主な個展に『今日の発掘』群馬県立近代美術館(群馬、2023年)がある他、グループ展に『MOTアニュアル2019 Echo after Echo:仮の声、新しい影』東京都現代美術館(東京、2019年)、『BOOM』MOCO Panacée (フランス、2019年)、『Very Addictive』銀川現代美術館 (中国、2016年)、『ソンエリュミエール、そして叡智』金沢21世紀美術館(石川、2013年)、『六本木クロッシング 2010展:芸術は可能か?』森美術館 (東京、2010年)などがある。作品は東京都現代美術館、金沢21世紀美術館の他、アニエスベー・コレクション(フランス)やロンドン芸術大学(イギリス)などに収蔵されている。
2016年よりドローイング研究のプラットフォーム『Drawing Tube』を主宰。音楽家や詩人らとの協働やパブリックアートも数多く手がける。作品集に『SILVER MARKER―Drawing as Excavating』(HeHe、2020年)など、著書に『ドローイング 点・線・面からチューブへ』(左右社、2023年)がある。

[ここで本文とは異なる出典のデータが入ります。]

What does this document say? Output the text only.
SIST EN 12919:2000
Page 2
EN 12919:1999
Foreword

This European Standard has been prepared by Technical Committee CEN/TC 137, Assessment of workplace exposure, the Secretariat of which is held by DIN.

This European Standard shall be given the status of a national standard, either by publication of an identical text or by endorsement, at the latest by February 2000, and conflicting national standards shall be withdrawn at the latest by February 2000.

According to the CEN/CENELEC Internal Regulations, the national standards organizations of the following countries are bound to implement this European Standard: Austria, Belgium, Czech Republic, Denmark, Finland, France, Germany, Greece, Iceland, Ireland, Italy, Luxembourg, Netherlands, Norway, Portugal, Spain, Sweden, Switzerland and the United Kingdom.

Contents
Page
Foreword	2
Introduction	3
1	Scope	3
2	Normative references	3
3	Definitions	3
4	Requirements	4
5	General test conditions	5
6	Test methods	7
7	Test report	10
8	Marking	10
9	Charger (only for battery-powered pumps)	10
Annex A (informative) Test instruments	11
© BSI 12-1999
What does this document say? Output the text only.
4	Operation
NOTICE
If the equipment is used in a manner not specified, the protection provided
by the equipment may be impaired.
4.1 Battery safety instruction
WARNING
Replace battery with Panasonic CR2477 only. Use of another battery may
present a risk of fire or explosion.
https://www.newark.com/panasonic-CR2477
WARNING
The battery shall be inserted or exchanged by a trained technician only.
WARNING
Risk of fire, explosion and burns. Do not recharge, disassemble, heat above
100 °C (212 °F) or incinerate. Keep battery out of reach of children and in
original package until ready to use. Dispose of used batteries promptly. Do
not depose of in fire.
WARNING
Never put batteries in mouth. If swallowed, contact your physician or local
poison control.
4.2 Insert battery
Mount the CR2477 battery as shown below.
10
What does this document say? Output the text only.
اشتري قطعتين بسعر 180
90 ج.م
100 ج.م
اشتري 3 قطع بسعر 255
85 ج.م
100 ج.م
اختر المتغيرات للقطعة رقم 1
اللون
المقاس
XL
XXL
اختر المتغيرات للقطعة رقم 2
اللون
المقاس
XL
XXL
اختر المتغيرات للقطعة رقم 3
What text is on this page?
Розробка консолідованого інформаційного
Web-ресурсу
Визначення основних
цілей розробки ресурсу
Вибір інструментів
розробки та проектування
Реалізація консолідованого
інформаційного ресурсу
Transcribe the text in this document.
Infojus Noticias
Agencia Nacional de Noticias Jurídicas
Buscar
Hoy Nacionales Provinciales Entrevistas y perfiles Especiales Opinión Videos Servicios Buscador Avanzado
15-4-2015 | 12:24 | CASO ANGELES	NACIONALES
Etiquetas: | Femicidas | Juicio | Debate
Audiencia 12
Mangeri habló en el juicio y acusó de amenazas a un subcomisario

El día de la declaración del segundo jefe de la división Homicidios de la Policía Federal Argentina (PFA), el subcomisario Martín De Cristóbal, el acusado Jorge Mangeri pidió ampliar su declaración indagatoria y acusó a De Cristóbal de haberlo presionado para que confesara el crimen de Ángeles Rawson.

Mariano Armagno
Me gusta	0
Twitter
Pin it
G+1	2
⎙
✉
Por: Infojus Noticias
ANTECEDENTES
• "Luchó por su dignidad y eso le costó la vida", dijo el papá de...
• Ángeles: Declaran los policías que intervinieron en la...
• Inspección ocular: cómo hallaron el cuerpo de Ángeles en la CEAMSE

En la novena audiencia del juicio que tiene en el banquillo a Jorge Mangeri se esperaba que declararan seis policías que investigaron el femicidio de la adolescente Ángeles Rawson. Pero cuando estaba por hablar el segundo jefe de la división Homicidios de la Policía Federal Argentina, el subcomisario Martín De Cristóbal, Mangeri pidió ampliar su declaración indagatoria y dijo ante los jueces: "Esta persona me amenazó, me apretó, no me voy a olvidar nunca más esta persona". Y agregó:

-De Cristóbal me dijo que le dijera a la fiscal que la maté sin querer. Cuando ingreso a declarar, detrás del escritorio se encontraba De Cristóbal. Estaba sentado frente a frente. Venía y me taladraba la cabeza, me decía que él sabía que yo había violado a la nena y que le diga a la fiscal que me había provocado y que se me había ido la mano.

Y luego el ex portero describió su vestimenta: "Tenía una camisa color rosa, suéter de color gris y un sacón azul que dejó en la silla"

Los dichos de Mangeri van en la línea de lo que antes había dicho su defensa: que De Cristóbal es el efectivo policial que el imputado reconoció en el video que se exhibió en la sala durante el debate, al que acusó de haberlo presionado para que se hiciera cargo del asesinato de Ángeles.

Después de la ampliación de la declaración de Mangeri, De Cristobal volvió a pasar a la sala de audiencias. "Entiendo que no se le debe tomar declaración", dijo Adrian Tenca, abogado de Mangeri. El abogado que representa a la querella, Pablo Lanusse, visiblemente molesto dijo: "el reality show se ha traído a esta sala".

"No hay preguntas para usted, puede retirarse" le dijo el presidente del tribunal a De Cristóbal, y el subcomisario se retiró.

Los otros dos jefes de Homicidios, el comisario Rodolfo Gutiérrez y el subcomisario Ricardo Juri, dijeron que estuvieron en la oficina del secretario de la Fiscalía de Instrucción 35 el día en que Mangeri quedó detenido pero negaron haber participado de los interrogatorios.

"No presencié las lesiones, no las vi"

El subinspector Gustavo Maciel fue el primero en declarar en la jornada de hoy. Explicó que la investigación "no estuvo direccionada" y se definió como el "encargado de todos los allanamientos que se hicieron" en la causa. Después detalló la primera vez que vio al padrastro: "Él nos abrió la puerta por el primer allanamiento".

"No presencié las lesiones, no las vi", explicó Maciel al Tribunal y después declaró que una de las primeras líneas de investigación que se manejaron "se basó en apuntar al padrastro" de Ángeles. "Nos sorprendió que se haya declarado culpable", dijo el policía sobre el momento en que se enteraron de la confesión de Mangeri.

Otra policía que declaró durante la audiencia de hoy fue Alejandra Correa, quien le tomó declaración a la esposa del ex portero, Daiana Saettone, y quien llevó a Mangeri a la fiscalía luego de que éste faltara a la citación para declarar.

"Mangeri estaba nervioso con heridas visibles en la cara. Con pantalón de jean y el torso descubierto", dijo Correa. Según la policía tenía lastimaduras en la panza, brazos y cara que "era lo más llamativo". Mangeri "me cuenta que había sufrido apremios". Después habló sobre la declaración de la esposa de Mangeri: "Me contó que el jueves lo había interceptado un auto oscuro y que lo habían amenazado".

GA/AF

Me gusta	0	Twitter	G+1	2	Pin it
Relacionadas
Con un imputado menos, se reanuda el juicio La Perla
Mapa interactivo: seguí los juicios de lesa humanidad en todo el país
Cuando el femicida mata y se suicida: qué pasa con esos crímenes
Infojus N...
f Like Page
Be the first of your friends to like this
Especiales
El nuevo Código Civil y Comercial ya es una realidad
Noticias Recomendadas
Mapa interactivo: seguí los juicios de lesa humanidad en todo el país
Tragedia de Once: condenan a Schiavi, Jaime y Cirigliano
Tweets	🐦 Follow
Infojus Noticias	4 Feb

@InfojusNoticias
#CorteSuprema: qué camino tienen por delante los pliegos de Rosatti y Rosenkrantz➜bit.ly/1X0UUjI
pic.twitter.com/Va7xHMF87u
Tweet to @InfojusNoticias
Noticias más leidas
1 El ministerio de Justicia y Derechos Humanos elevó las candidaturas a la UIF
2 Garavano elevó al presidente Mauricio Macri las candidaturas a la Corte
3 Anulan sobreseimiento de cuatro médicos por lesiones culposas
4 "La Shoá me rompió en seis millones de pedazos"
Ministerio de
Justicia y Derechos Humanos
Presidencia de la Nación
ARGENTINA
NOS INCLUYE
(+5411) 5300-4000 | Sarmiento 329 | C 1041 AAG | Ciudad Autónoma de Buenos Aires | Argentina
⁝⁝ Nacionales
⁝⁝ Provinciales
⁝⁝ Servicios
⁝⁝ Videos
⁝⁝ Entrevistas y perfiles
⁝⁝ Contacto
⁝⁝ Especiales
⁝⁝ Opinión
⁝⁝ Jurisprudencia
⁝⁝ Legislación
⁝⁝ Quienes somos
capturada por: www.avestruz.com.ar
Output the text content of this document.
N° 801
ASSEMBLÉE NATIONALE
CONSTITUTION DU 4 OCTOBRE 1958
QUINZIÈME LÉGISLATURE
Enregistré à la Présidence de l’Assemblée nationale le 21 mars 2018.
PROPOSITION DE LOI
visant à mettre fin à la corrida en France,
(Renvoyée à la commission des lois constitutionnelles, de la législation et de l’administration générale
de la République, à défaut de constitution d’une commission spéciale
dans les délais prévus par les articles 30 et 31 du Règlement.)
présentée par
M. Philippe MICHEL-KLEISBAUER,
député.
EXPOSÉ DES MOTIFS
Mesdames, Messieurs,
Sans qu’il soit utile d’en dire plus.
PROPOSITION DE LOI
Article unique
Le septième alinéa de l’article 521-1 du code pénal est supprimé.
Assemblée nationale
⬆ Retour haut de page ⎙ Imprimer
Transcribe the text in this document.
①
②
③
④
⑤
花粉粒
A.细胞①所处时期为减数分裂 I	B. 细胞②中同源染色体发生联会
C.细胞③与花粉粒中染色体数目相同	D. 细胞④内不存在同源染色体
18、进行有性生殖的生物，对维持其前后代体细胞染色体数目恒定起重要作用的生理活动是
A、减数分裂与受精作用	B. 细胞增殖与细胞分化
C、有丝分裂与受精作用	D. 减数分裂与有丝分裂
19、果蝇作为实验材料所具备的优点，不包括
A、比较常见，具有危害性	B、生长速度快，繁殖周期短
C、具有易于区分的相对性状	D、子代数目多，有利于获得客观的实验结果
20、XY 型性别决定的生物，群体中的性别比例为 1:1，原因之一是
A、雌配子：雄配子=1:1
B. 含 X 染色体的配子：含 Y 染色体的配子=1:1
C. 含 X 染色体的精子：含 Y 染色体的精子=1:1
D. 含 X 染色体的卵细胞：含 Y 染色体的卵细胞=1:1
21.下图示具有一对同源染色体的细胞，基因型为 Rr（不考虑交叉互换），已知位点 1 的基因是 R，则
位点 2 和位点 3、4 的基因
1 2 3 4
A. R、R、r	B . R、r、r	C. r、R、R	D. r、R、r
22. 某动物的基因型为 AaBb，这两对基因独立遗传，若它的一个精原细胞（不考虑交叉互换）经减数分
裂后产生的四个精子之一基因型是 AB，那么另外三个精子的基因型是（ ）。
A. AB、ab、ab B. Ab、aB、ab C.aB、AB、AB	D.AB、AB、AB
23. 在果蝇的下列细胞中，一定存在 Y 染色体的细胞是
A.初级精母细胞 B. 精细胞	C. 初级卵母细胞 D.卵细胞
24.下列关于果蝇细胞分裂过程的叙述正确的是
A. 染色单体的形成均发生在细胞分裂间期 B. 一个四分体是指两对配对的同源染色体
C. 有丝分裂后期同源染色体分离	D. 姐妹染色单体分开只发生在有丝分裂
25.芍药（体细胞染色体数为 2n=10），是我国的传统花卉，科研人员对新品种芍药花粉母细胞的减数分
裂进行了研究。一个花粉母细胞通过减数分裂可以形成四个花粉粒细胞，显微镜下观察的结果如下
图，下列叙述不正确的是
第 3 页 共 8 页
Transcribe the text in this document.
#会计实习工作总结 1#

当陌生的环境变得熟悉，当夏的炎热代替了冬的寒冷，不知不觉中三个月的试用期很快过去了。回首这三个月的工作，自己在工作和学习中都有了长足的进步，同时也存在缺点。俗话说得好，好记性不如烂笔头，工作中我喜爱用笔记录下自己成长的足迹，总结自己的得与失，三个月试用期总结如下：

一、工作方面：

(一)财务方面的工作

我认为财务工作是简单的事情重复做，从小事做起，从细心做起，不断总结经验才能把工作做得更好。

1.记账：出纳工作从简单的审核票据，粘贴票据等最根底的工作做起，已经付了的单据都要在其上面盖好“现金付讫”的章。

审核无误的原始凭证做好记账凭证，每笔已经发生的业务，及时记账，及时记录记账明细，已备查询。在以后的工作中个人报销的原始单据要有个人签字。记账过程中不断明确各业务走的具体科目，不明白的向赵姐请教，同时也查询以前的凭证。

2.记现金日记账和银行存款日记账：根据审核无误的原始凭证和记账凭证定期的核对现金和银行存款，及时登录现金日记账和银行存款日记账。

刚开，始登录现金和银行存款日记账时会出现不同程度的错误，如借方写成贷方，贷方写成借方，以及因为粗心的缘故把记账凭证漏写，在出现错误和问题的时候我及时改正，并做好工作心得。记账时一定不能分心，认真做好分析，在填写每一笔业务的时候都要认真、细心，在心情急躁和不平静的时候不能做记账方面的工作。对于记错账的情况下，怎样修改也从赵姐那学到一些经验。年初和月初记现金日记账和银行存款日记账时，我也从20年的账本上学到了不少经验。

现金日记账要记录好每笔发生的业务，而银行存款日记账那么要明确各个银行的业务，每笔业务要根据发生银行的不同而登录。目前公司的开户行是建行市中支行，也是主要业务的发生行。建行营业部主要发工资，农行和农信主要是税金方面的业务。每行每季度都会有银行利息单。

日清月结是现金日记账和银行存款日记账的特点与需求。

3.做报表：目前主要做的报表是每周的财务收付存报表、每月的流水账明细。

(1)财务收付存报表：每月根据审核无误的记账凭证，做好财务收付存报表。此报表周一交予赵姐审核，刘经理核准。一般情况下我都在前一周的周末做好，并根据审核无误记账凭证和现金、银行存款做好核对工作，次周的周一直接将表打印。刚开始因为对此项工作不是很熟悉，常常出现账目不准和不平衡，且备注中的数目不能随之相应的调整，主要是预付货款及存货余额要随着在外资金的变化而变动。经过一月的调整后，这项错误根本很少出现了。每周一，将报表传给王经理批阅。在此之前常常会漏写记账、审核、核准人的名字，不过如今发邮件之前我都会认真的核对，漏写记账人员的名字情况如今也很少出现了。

2008年東京芸術大学大学院美術研究科修了。2011年ロンドン芸術大学チェルシー校に滞在後、アジアン・カルチュラル・カウンシル(ACC)の助成によりアメリカに滞在。2012年公益財団法人ポーラ美術振興財団在外研修員としてドイツに滞在。2023年文化庁芸術家在外研修員としてフランスに滞在。2017年The international FID Prize drawing contestグランプリ受賞。2024年第35回タカシマヤ美術賞受賞。